By Jane Mack (TMFJane)
October 8, 2001

In the post this morning I received the joyous news that the two-year discount period for my mortgage is over. I've reverted to the bank's Standard Variable Rate (SVR) – currently at 6.23%.

About half the country's borrowers are on a SVR – mainly because people usually only think about remortgaging when they actually move house. And yet many of them are losing thousands of pounds a year by not getting themselves a better deal – even though it might only entail a quick phone call to their lender.

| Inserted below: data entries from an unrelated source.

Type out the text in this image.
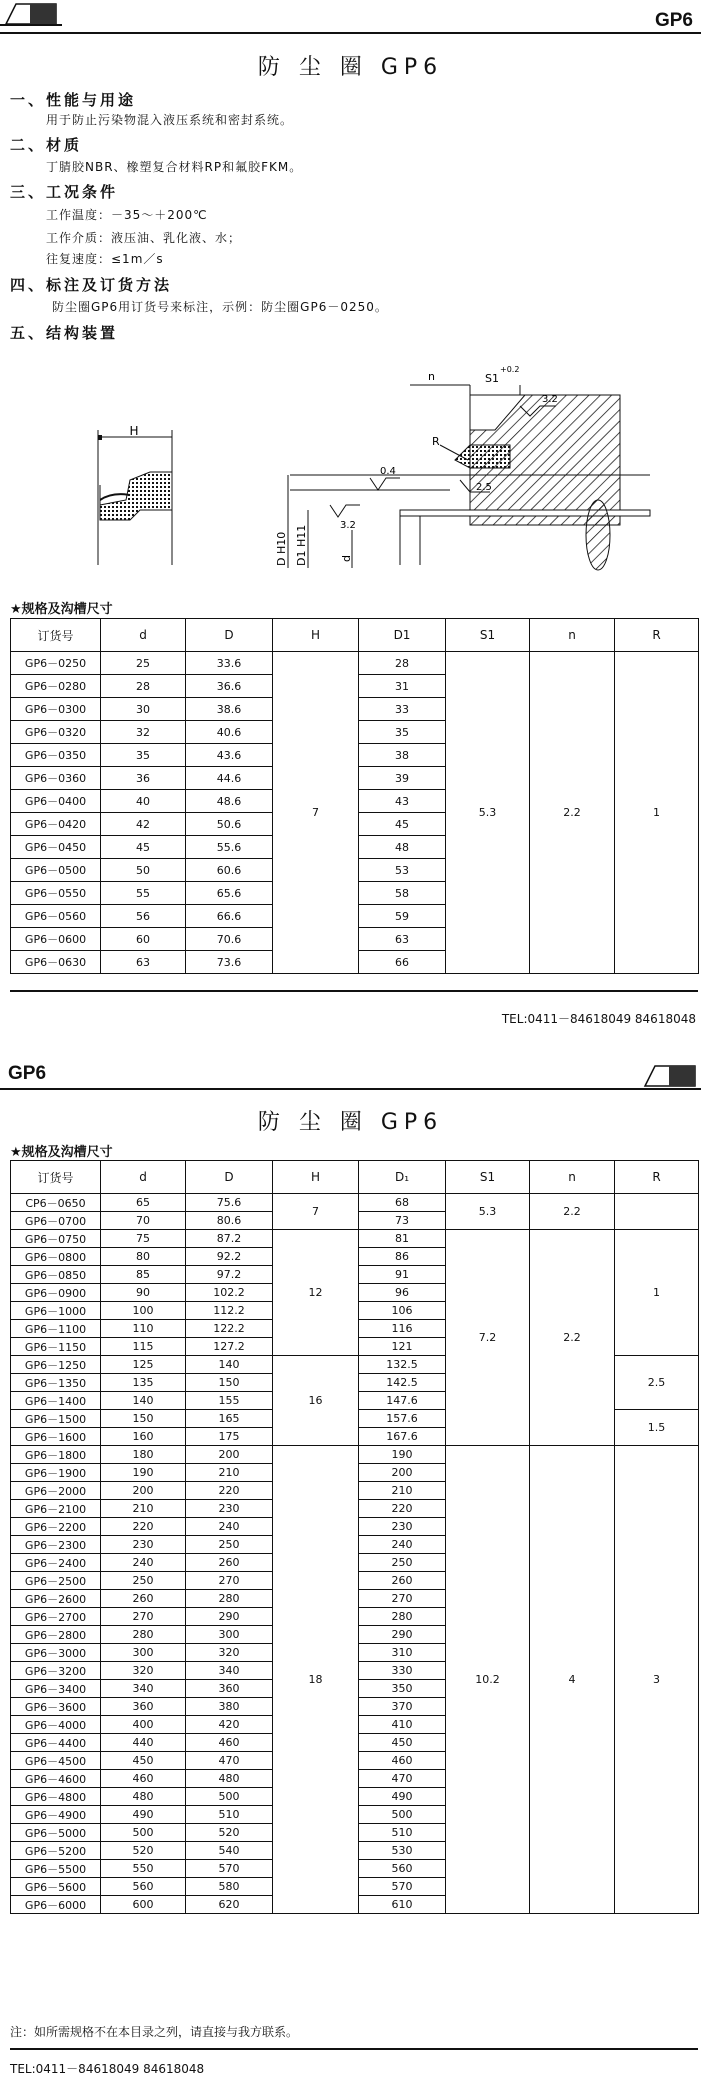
GP6
防 尘 圈 GP6
一、性能与用途
用于防止污染物混入液压系统和密封系统。
二、材质
丁腈胶NBR、橡塑复合材料RP和氟胶FKM。
三、工况条件
工作温度：－35～＋200℃
工作介质：液压油、乳化液、水；
往复速度：≤1m／s
四、标注及订货方法
防尘圈GP6用订货号来标注，示例：防尘圈GP6－0250。
五、结构装置
H
n	S1
+0.2
3.2
R
0.4
3.2
2.5
D H10 D1 H11	d
★规格及沟槽尺寸
订货号	d	D	H	D1	S1	n	R
GP6－0250	25	33.6	7	28	5.3	2.2	1
GP6－0280	28	36.6		31			
GP6－0300	30	38.6		33			
GP6－0320	32	40.6		35			
GP6－0350	35	43.6		38			
GP6－0360	36	44.6		39			
GP6－0400	40	48.6		43			
GP6－0420	42	50.6		45			
GP6－0450	45	55.6		48			
GP6－0500	50	60.6		53			
GP6－0550	55	65.6		58			
GP6－0560	56	66.6		59			
GP6－0600	60	70.6		63			
GP6－0630	63	73.6		66			
TEL:0411－84618049 84618048
GP6
防 尘 圈 GP6
★规格及沟槽尺寸
订货号	d	D	H	D₁	S1	n	R
CP6－0650	65	75.6	7	68	5.3	2.2	
GP6－0700	70	80.6		73			
GP6－0750	75	87.2	12	81	7.2	2.2	1
GP6－0800	80	92.2		86			
GP6－0850	85	97.2		91			
GP6－0900	90	102.2		96			
GP6－1000	100	112.2		106			
GP6－1100	110	122.2		116			
GP6－1150	115	127.2		121			
GP6－1250	125	140	16	132.5			2.5
GP6－1350	135	150		142.5			
GP6－1400	140	155		147.6			
GP6－1500	150	165		157.6			1.5
GP6－1600	160	175		167.6			
GP6－1800	180	200	18	190	10.2	4	3
GP6－1900	190	210		200			
GP6－2000	200	220		210			
GP6－2100	210	230		220			
GP6－2200	220	240		230			
GP6－2300	230	250		240			
GP6－2400	240	260		250			
GP6－2500	250	270		260			
GP6－2600	260	280		270			
GP6－2700	270	290		280			
GP6－2800	280	300		290			
GP6－3000	300	320		310			
GP6－3200	320	340		330			
GP6－3400	340	360		350			
GP6－3600	360	380		370			
GP6－4000	400	420		410			
GP6－4400	440	460		450			
GP6－4500	450	470		460			
GP6－4600	460	480		470			
GP6－4800	480	500		490			
GP6－4900	490	510		500			
GP6－5000	500	520		510			
GP6－5200	520	540		530			
GP6－5500	550	570		560			
GP6－5600	560	580		570			
GP6－6000	600	620		610			
注：如所需规格不在本目录之列，请直接与我方联系。
TEL:0411－84618049 84618048
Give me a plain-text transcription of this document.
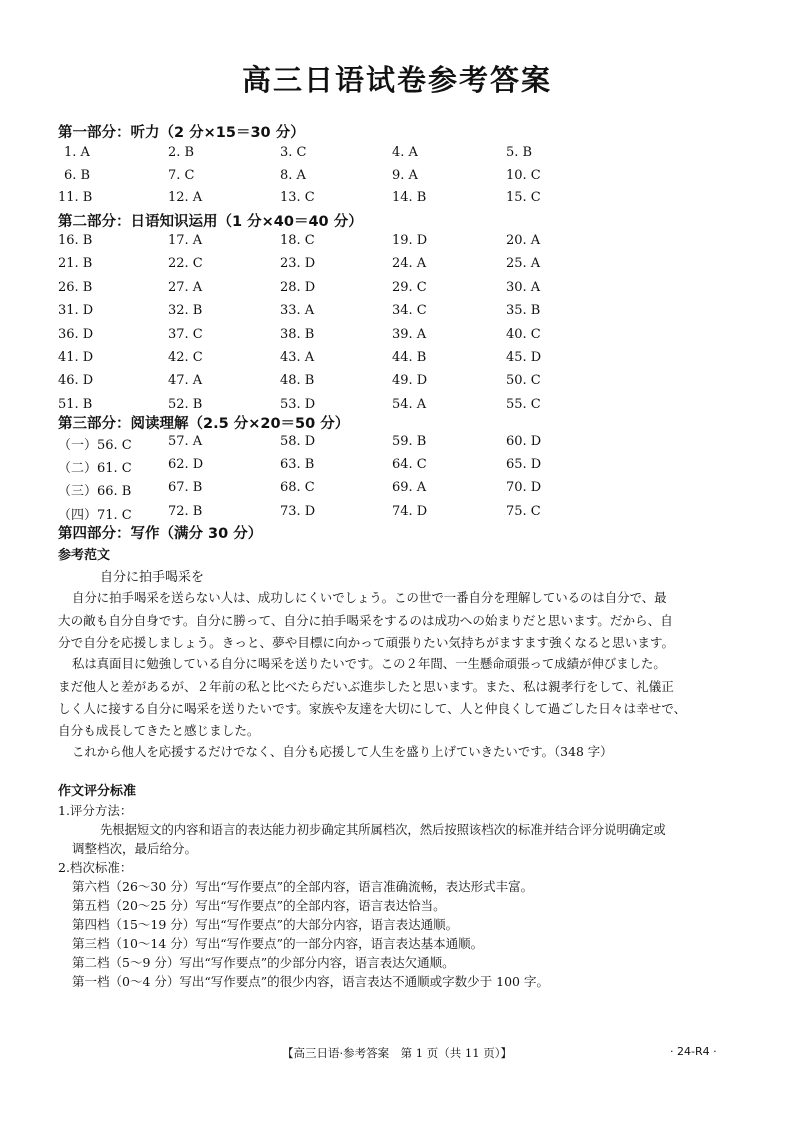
高三日语试卷参考答案
第一部分：听力（2 分×15＝30 分）
1. A	2. B	3. C	4. A	5. B
6. B	7. C	8. A	9. A	10. C
11. B	12. A	13. C	14. B	15. C
第二部分：日语知识运用（1 分×40＝40 分）
16. B	17. A	18. C	19. D	20. A
21. B	22. C	23. D	24. A	25. A
26. B	27. A	28. D	29. C	30. A
31. D	32. B	33. A	34. C	35. B
36. D	37. C	38. B	39. A	40. C
41. D	42. C	43. A	44. B	45. D
46. D	47. A	48. B	49. D	50. C
51. B	52. B	53. D	54. A	55. C
第三部分：阅读理解（2.5 分×20＝50 分）
（一）56. C	57. A	58. D	59. B	60. D
（二）61. C	62. D	63. B	64. C	65. D
（三）66. B	67. B	68. C	69. A	70. D
（四）71. C	72. B	73. D	74. D	75. C
第四部分：写作（满分 30 分）
参考范文
自分に拍手喝采を
自分に拍手喝采を送らない人は、成功しにくいでしょう。この世で一番自分を理解しているのは自分で、最
大の敵も自分自身です。自分に勝って、自分に拍手喝采をするのは成功への始まりだと思います。だから、自
分で自分を応援しましょう。きっと、夢や目標に向かって頑張りたい気持ちがますます強くなると思います。
私は真面目に勉強している自分に喝采を送りたいです。この２年間、一生懸命頑張って成績が伸びました。
まだ他人と差があるが、２年前の私と比べたらだいぶ進歩したと思います。また、私は親孝行をして、礼儀正
しく人に接する自分に喝采を送りたいです。家族や友達を大切にして、人と仲良くして過ごした日々は幸せで、
自分も成長してきたと感じました。
これから他人を応援するだけでなく、自分も応援して人生を盛り上げていきたいです。（348 字）
作文评分标准
1.评分方法：
先根据短文的内容和语言的表达能力初步确定其所属档次，然后按照该档次的标准并结合评分说明确定或
调整档次，最后给分。
2.档次标准：
第六档（26～30 分）写出“写作要点”的全部内容，语言准确流畅，表达形式丰富。
第五档（20～25 分）写出“写作要点”的全部内容，语言表达恰当。
第四档（15～19 分）写出“写作要点”的大部分内容，语言表达通顺。
第三档（10～14 分）写出“写作要点”的一部分内容，语言表达基本通顺。
第二档（5～9 分）写出“写作要点”的少部分内容，语言表达欠通顺。
第一档（0～4 分）写出“写作要点”的很少内容，语言表达不通顺或字数少于 100 字。
【高三日语·参考答案　第 1 页（共 11 页）】	· 24-R4 ·
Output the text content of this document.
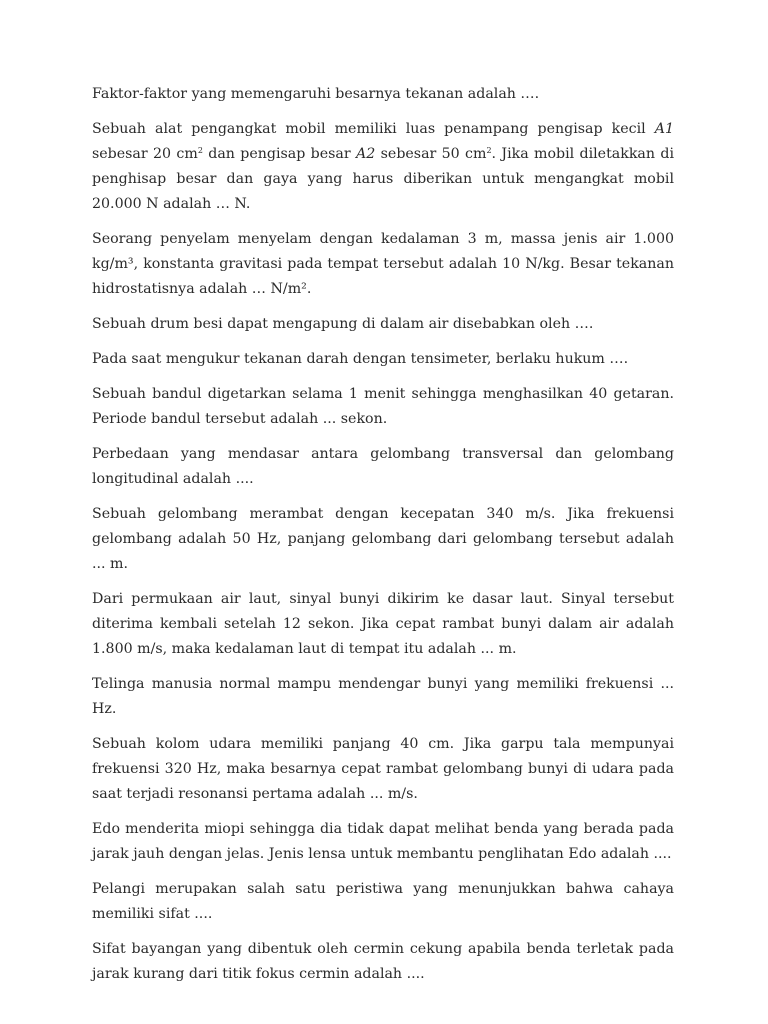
Faktor-faktor yang memengaruhi besarnya tekanan adalah ….

Sebuah alat pengangkat mobil memiliki luas penampang pengisap kecil A1 sebesar 20 $cm^2$ dan pengisap besar A2 sebesar 50 $cm^2$. Jika mobil diletakkan di penghisap besar dan gaya yang harus diberikan untuk mengangkat mobil 20.000 N adalah … N.

Seorang penyelam menyelam dengan kedalaman 3 m, massa jenis air 1.000 kg/m³, konstanta gravitasi pada tempat tersebut adalah 10 N/kg. Besar tekanan hidrostatisnya adalah … N/m².

Sebuah drum besi dapat mengapung di dalam air disebabkan oleh ….

Pada saat mengukur tekanan darah dengan tensimeter, berlaku hukum ….

Sebuah bandul digetarkan selama 1 menit sehingga menghasilkan 40 getaran. Periode bandul tersebut adalah ... sekon.

Perbedaan yang mendasar antara gelombang transversal dan gelombang longitudinal adalah ....

Sebuah gelombang merambat dengan kecepatan 340 m/s. Jika frekuensi gelombang adalah 50 Hz, panjang gelombang dari gelombang tersebut adalah ... m.

Dari permukaan air laut, sinyal bunyi dikirim ke dasar laut. Sinyal tersebut diterima kembali setelah 12 sekon. Jika cepat rambat bunyi dalam air adalah 1.800 m/s, maka kedalaman laut di tempat itu adalah ... m.

Telinga manusia normal mampu mendengar bunyi yang memiliki frekuensi ... Hz.

Sebuah kolom udara memiliki panjang 40 cm. Jika garpu tala mempunyai frekuensi 320 Hz, maka besarnya cepat rambat gelombang bunyi di udara pada saat terjadi resonansi pertama adalah ... m/s.

Edo menderita miopi sehingga dia tidak dapat melihat benda yang berada pada jarak jauh dengan jelas. Jenis lensa untuk membantu penglihatan Edo adalah ....

Pelangi merupakan salah satu peristiwa yang menunjukkan bahwa cahaya memiliki sifat ....

Sifat bayangan yang dibentuk oleh cermin cekung apabila benda terletak pada jarak kurang dari titik fokus cermin adalah ....
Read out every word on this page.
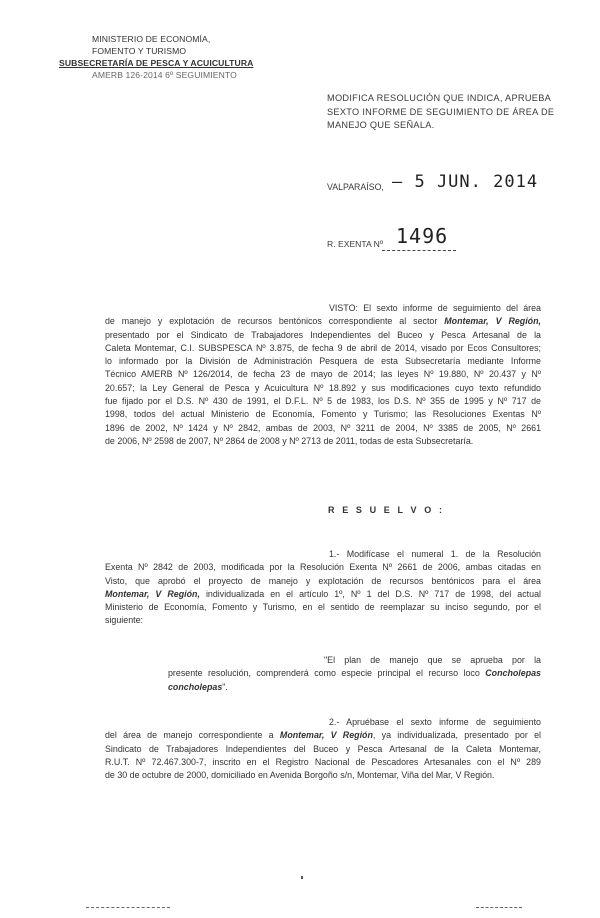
MINISTERIO DE ECONOMÍA,
FOMENTO Y TURISMO
SUBSECRETARÍA DE PESCA Y ACUICULTURA
AMERB 126-2014 6º SEGUIMIENTO
MODIFICA RESOLUCIÓN QUE INDICA, APRUEBA
SEXTO INFORME DE SEGUIMIENTO DE ÁREA DE
MANEJO QUE SEÑALA.
VALPARAÍSO, – 5 JUN. 2014
R. EXENTA Nº 1496
VISTO: El sexto informe de seguimiento del área
de manejo y explotación de recursos bentónicos correspondiente al sector Montemar, V Región,
presentado por el Sindicato de Trabajadores Independientes del Buceo y Pesca Artesanal de la
Caleta Montemar, C.I. SUBSPESCA Nº 3.875, de fecha 9 de abril de 2014, visado por Ecos Consultores;
lo informado por la División de Administración Pesquera de esta Subsecretaría mediante Informe
Técnico AMERB Nº 126/2014, de fecha 23 de mayo de 2014; las leyes Nº 19.880, Nº 20.437 y Nº
20.657; la Ley General de Pesca y Acuicultura Nº 18.892 y sus modificaciones cuyo texto refundido
fue fijado por el D.S. Nº 430 de 1991, el D.F.L. Nº 5 de 1983, los D.S. Nº 355 de 1995 y Nº 717 de
1998, todos del actual Ministerio de Economía, Fomento y Turismo; las Resoluciones Exentas Nº
1896 de 2002, Nº 1424 y Nº 2842, ambas de 2003, Nº 3211 de 2004, Nº 3385 de 2005, Nº 2661
de 2006, Nº 2598 de 2007, Nº 2864 de 2008 y Nº 2713 de 2011, todas de esta Subsecretaría.
R E S U E L V O :
1.- Modifícase el numeral 1. de la Resolución
Exenta Nº 2842 de 2003, modificada por la Resolución Exenta Nº 2661 de 2006, ambas citadas en
Visto, que aprobó el proyecto de manejo y explotación de recursos bentónicos para el área
Montemar, V Región, individualizada en el artículo 1º, Nº 1 del D.S. Nº 717 de 1998, del actual
Ministerio de Economía, Fomento y Turismo, en el sentido de reemplazar su inciso segundo, por el
siguiente:
"El plan de manejo que se aprueba por la
presente resolución, comprenderá como especie principal el recurso loco Concholepas
concholepas".
2.- Apruébase el sexto informe de seguimiento
del área de manejo correspondiente a Montemar, V Región, ya individualizada, presentado por el
Sindicato de Trabajadores Independientes del Buceo y Pesca Artesanal de la Caleta Montemar,
R.U.T. Nº 72.467.300-7, inscrito en el Registro Nacional de Pescadores Artesanales con el Nº 289
de 30 de octubre de 2000, domiciliado en Avenida Borgoño s/n, Montemar, Viña del Mar, V Región.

Anyway, seeing as the bank base rate fell to 4.5% last week – the lowest for 37 years - it seems to me that I can probably get a much better rate than 6.23%. Lower interest rates generally translate into lower mortgage rates, after all. So I gave my current lender a call to see what they could offer me.

Goodness! Mortgages seem to be even more complicated than they were when I was re-financing my home two years ago. No wonder people can't be bothered to remortgage when they get the following sort of information thrown at them:

I can either have a straight 0.95% above base rate for 10 years – no arrangement fee and no lock-in period. Or I can have a two-year discount deal of 2.2% in the first year and then 1% in the second year although I'll have to pay an arrangement fee of £250. Or else I can have a straightforward two-year fixed rate of 5.35% - if I pay the arrangement fee of £250, of course. And that's just for a flexible mortgage!

It all seems terribly confusing but deciding whether to remortgage comes down to a basic calculation: Will my savings from reduced mortgage payments be greater than the up-front costs? So, let me think aloud for a moment...

Assuming I'm looking to sort myself out for the next couple of years, the advantage of the first deal is that my mortgage rate would be 5.45%, I can walk away from it any time I choose and it wouldn't cost me anything to switch to it. If interest rates stay the same, I would save myself £325 over the next two years.

The advantage of the second deal is that I get a good discount in the first year and would save a total of £429 over the two-year period. Unfortunately, the £250 arrangement fee slashes that saving to £179.

The fixed rate of 5.35% for the third possibility would mean a saving of £360 but, again, there's the arrangement fee to pay. I'd only save £110.

I will, of course, have a look around to see if I can get do better by moving to another bank or building society but, unless they're going to pay the ensuing legal and valuation fees for me, I doubt I'm going to be better off by switching lenders. I've got a pretty small mortgage anyway which is why any savings I might make are in the hundreds of pounds rather than thousands. But if you've got a sizeable mortgage and you're on your lender's variable rate, it might make sense to re-negotiate – even if it means the hassle of changing to a different bank or building society. You may have redemption penalties to consider, of course, but it's got to be worth picking up the phone to check out your options.

Anyway, it's pretty obvious which deal I should go for, isn't it? Excuse me – I've got a call to make.